This interdisciplinary conference seeks to promote discussion of the economic and political significance of regions in the subcontinent. Arguably, contemporary South Asia cannot be fully understood without considering the contradictions of regional social formations and wider structural processes. It can be held that, on the one hand, relationships between different regions are important to study. On the other hand, the internal constitution of a region and the various relationships that underlie it must be appreciated. Today, many important debates in the subcontinent are framed by reference to what might be termed a 'region question'. The region, as it were, manifests itself in (discussions of) everyday practices, as well as forms of consciousness. Given such ubiquity – and yet specificity – theoretical review of 'the region' and the actually existing regional situations of South Asia is overdue.

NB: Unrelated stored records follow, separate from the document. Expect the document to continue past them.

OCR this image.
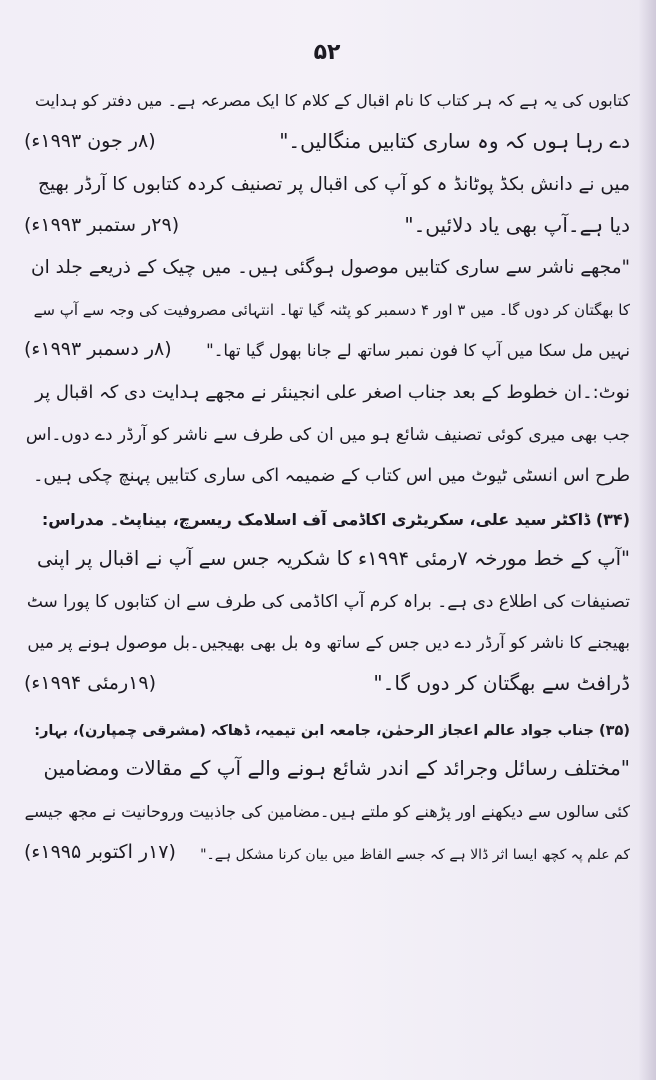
۵۲
کتابوں کی یہ ہے کہ ہر کتاب کا نام اقبال کے کلام کا ایک مصرعہ ہے۔ میں دفتر کو ہدایت
دے رہا ہوں کہ وہ ساری کتابیں منگالیں۔"
(۸ر جون ۱۹۹۳ء)
میں نے دانش بکڈ پوٹانڈ ہ کو آپ کی اقبال پر تصنیف کردہ کتابوں کا آرڈر بھیج
دیا ہے۔آپ بھی یاد دلائیں۔"
(۲۹ر ستمبر ۱۹۹۳ء)
"مجھے ناشر سے ساری کتابیں موصول ہوگئی ہیں۔ میں چیک کے ذریعے جلد ان
کا بھگتان کر دوں گا۔ میں ۳ اور ۴ دسمبر کو پٹنہ گیا تھا۔ انتہائی مصروفیت کی وجہ سے آپ سے
نہیں مل سکا میں آپ کا فون نمبر ساتھ لے جانا بھول گیا تھا۔"
(۸ر دسمبر ۱۹۹۳ء)
نوٹ:۔ان خطوط کے بعد جناب اصغر علی انجینئر نے مجھے ہدایت دی کہ اقبال پر
جب بھی میری کوئی تصنیف شائع ہو میں ان کی طرف سے ناشر کو آرڈر دے دوں۔اس
طرح اس انسٹی ٹیوٹ میں اس کتاب کے ضمیمہ اکی ساری کتابیں پہنچ چکی ہیں۔
(۳۴) ڈاکٹر سید علی، سکریٹری اکاڈمی آف اسلامک ریسرچ، بیناپٹ۔ مدراس:
"آپ کے خط مورخہ ۷رمئی ۱۹۹۴ء کا شکریہ جس سے آپ نے اقبال پر اپنی
تصنیفات کی اطلاع دی ہے۔ براہ کرم آپ اکاڈمی کی طرف سے ان کتابوں کا پورا سٹ
بھیجنے کا ناشر کو آرڈر دے دیں جس کے ساتھ وہ بل بھی بھیجیں۔بل موصول ہونے پر میں
ڈرافٹ سے بھگتان کر دوں گا۔"
(۱۹رمئی ۱۹۹۴ء)
(۳۵) جناب جواد عالم اعجاز الرحمٰن، جامعہ ابن تیمیہ، ڈھاکہ (مشرقی چمپارن)، بہار:
"مختلف رسائل وجرائد کے اندر شائع ہونے والے آپ کے مقالات ومضامین
کئی سالوں سے دیکھنے اور پڑھنے کو ملتے ہیں۔مضامین کی جاذبیت وروحانیت نے مجھ جیسے
کم علم پہ کچھ ایسا اثر ڈالا ہے کہ جسے الفاظ میں بیان کرنا مشکل ہے۔"
(۱۷ر اکتوبر ۱۹۹۵ء)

The conference focuses upon two important observations of contemporary South Asia. The first is that relations of production, exchange and 'kinship' (including those of caste, tribe and gender) continue to have significant spatial variation. Given the many combinations of social relations in the subcontinent, an examination is necessary of the structural processes permitting reproduction of distinctive regional formations. However, the aim is not to simply counterpoise meta-processes, or abstract 'necessary' relations, to place-bound contingencies. Rather, empirically-informed studies are sought of how South Asian livelihoods have become intricately connected to the reproduction of exploitative structures and circuits. Concrete analysis of the different relationships, processes and nodal points of the subcontinent will help scholar-activists to better assess the current struggles and strategies of (pan-)regional social movements.

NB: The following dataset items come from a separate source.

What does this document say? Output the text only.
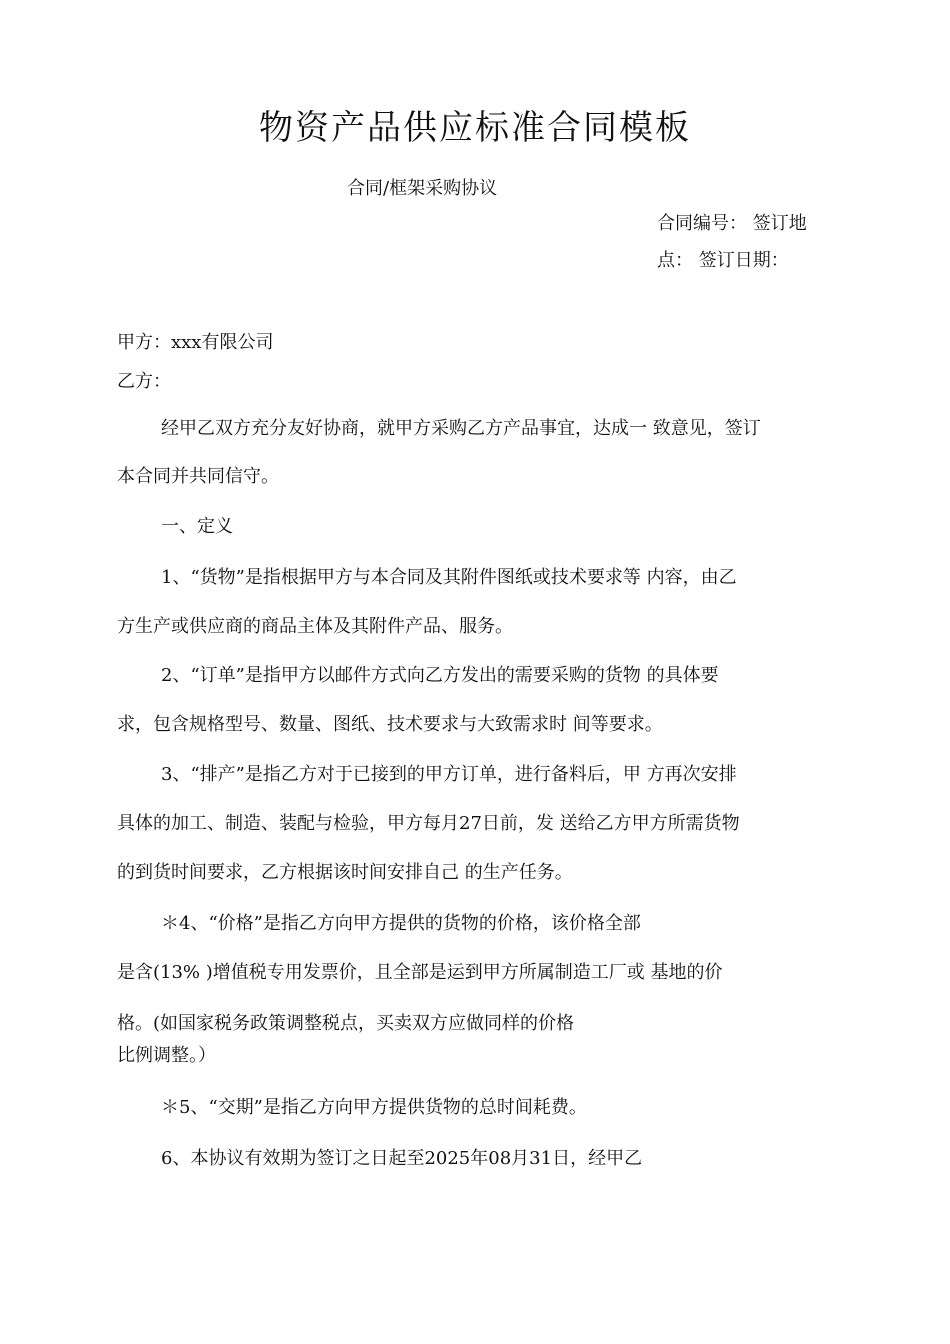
物资产品供应标准合同模板
合同/框架采购协议
合同编号： 签订地
点： 签订日期：
甲方：xxx有限公司
乙方：
经甲乙双方充分友好协商，就甲方采购乙方产品事宜，达成一 致意见，签订
本合同并共同信守。
一、定义
1、“货物”是指根据甲方与本合同及其附件图纸或技术要求等 内容，由乙
方生产或供应商的商品主体及其附件产品、服务。
2、“订单”是指甲方以邮件方式向乙方发出的需要采购的货物 的具体要
求，包含规格型号、数量、图纸、技术要求与大致需求时 间等要求。
3、“排产”是指乙方对于已接到的甲方订单，进行备料后，甲 方再次安排
具体的加工、制造、装配与检验，甲方每月27日前，发 送给乙方甲方所需货物
的到货时间要求，乙方根据该时间安排自己 的生产任务。
＊4、“价格”是指乙方向甲方提供的货物的价格，该价格全部
是含(13% )增值税专用发票价，且全部是运到甲方所属制造工厂或 基地的价
格。(如国家税务政策调整税点，买卖双方应做同样的价格
比例调整。）
＊5、“交期”是指乙方向甲方提供货物的总时间耗费。
6、本协议有效期为签订之日起至2025年08月31日，经甲乙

The second observation is that asymmetry exists between region boundaries and the superimposition of administrative units. The conference is interested in the peculiarities of how regions and state administrative units relate, given the perpetuation of regions and highly geographically uneven development throughout South Asia. Since regional identities have proved so tenacious and important, the relations and processes that facilitate their development and reproduction require discussion. Correctly understanding the different social movements throughout South Asia demanding greater regional autonomy/independence is, arguably, most important. In this respect, the conference seeks to facilitate the development of a historical materialist theory of the formation and persistence of regions that will enable scholar-activists to understand identity and regional movements from a perspective other than from within the limits of rights-based discourses.

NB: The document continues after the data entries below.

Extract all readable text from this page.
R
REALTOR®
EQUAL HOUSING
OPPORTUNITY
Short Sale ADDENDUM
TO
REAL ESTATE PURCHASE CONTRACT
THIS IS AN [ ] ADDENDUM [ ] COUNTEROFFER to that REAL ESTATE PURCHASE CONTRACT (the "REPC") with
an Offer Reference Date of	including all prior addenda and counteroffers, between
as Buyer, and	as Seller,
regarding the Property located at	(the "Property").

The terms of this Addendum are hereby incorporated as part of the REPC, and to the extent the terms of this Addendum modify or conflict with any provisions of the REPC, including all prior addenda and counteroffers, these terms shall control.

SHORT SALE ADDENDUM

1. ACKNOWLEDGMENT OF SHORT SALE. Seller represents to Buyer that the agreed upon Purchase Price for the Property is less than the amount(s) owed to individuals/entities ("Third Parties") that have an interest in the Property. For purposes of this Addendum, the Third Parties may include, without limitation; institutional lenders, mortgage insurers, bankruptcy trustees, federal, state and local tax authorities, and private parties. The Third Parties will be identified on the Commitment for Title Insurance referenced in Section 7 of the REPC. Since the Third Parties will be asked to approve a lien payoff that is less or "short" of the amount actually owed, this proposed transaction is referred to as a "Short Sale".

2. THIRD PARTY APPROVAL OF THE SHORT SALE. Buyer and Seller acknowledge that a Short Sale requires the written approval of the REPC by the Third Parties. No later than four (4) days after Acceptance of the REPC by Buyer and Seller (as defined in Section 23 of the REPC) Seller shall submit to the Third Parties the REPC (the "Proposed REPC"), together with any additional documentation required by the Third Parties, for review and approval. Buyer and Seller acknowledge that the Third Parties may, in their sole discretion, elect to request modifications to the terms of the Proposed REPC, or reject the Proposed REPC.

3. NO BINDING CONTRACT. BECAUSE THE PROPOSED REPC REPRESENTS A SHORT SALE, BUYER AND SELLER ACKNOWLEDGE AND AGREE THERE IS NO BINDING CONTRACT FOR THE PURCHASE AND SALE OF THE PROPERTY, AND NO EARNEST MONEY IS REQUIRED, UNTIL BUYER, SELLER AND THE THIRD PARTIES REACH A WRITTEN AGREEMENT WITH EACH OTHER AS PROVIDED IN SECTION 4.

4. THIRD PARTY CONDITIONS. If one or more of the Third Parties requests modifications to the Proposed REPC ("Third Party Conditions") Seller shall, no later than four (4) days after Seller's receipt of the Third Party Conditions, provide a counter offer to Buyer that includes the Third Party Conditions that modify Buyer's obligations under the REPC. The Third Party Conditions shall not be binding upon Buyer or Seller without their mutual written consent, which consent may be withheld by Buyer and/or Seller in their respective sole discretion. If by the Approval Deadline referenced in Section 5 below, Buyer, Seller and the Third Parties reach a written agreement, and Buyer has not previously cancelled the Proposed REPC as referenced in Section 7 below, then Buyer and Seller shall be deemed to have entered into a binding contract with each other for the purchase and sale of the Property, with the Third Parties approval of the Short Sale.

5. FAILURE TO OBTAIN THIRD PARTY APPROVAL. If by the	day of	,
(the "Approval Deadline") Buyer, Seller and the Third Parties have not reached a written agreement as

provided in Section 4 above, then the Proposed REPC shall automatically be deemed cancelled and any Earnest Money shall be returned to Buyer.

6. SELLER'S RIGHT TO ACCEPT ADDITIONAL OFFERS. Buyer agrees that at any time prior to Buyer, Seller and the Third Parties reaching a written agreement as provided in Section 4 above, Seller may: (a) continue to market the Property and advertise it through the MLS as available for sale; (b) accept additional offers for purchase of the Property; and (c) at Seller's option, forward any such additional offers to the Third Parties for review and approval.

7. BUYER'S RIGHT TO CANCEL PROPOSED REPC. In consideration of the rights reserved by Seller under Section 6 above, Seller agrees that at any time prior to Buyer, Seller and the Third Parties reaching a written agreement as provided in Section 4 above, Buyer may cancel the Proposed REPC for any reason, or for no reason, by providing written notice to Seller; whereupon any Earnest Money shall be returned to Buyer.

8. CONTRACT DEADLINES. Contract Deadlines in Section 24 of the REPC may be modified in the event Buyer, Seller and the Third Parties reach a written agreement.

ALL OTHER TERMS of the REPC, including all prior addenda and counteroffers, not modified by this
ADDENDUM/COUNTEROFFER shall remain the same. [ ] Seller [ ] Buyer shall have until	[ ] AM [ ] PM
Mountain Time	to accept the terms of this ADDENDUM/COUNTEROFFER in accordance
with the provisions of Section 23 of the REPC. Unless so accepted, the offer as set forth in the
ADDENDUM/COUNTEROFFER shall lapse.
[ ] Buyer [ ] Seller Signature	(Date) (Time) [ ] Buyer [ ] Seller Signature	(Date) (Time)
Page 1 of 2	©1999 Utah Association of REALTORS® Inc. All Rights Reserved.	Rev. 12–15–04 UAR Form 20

The conference is necessarily situated at the confluence of several disciplines. Historical-environmental study skills will be invaluable to unravelling long-term processes that constitute a region, especially the layering of different identities and modes of production over time. However, importantly, a region is not just a space. On the contrary, there is a dynamic of space and society that accords the peoples inhabiting a region with a sense of place. Sociological and literary expertise will thus be required to identify and analyse the cultural material practices that constitute regional spaces into geo-cultural places. Furthermore, the presence of the region in politics has long been a field of inquiry in political science – especially with regard to debates over the constitution of individual states and questions of self-determination.
In light of the above, the organisers call for the submission of abstracts for case studies of South Asian regions. (Studies from other world regions will be considered on comparative/conceptual merit.)
How to participate:
Interested scholars should submit their work address, provisional paper title and one page abstract to the organising committee at firstname.lastname@example.org
Proposals for special sessions within the conference will be considered by the organising committee.
Delegates employed/sponsored by institutions outside of South Asia will be required to pay a registration fee of 150 USD. Concessions may be granted.
All delegates with accepted papers have the option of staying without charge November 24th to November 28th in clean and comfortable guesthouse accommodation adjacent to the conference venue. (N.B. This applies to South Asian and international delegates alike.)
The opening address will be given by Professor David Seddon, author of many important works on Third World social formations.
The conference website (www.arts.yorku.ca/neoliberalism) will be up-dated with further details.
The conference is organised as an interdisciplinary and politically independent gathering. The organisers are of the opinion that an open and democratic debate is necessary of the issues faced by South Asian populations.
The conference finances will be available for inspection at the close of proceedings. Copies of receipts for all donations and expenditures will be available on request.
Executive organisers are Kumar Sanjay Singh and Simon Chilvers.